Why the first bug was challenging to spot
The bug was masked during an earlier investigation where I tried reducing the expansion parameters (
mainExpandBy=150,separatorExpandBy=75). With smaller expansion, more sources successfully produced highlights and hit the normal code path (which correctly deletes content). Only when I restored the original default values did the early-return path become dominant, exposing the leak.A parameter tuning session that appeared to "fix" the overflow by halving the expansion values was in fact masking this underlying bug. The actual fix is a 2-line change independent of any expansion parameter values.
Testing
I verified end-to-end on:
Broad navigational query ("search the web and tell me what are todays news from heise.de newsticker?"):
pipeline completes, output ~5,700 tokens, model receives title/snippet/URL metadata only for sources without highlights (correct behavior)

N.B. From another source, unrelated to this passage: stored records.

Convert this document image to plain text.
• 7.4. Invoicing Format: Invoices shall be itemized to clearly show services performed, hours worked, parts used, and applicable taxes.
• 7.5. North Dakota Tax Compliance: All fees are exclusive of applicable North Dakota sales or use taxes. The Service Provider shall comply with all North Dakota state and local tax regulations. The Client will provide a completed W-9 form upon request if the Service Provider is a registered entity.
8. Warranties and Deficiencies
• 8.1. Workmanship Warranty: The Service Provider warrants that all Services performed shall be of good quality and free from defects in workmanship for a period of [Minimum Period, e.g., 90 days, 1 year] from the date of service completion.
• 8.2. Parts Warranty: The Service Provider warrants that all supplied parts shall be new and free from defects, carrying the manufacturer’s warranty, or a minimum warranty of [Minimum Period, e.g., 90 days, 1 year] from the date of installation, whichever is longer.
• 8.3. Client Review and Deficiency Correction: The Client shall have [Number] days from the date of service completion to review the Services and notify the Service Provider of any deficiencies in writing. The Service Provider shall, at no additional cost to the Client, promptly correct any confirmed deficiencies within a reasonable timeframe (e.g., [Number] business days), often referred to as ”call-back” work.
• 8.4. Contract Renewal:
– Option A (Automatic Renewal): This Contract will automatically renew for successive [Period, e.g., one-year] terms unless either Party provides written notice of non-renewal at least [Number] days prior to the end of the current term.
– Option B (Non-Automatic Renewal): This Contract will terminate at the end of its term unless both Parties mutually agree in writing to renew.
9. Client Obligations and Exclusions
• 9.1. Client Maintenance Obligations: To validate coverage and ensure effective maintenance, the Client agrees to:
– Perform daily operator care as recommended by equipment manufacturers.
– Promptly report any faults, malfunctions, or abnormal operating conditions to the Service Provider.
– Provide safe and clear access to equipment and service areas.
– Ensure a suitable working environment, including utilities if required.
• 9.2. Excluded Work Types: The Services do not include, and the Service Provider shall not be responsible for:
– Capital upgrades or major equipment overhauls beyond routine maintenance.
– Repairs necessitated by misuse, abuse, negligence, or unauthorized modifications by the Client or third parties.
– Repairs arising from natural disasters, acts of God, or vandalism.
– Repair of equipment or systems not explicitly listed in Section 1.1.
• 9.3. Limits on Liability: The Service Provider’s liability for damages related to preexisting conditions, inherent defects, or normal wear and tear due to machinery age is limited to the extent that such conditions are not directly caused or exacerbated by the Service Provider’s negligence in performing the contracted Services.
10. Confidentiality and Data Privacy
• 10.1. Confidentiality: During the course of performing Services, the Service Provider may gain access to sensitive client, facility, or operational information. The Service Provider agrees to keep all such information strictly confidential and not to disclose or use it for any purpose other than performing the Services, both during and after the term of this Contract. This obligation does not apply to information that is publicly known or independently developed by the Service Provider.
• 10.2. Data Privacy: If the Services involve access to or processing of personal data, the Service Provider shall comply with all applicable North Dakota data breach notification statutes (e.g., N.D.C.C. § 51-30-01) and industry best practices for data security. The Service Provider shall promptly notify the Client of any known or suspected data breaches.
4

Specific factual query ("Was ist mit dem Entwickler von Moltbot geschehen?"):
pipeline completes, output ~28,790 tokens (within 41k context window), model produces accurate answer with correct source citations, name history (ClawdBot -> Moltbot -> OpenClaw), security context, and project future
No regressions are observed in sources that do have highlights. The normal expansion and content deletion path is unchanged. With the content cap in place, reranker request sizes stay bounded regardless of page length.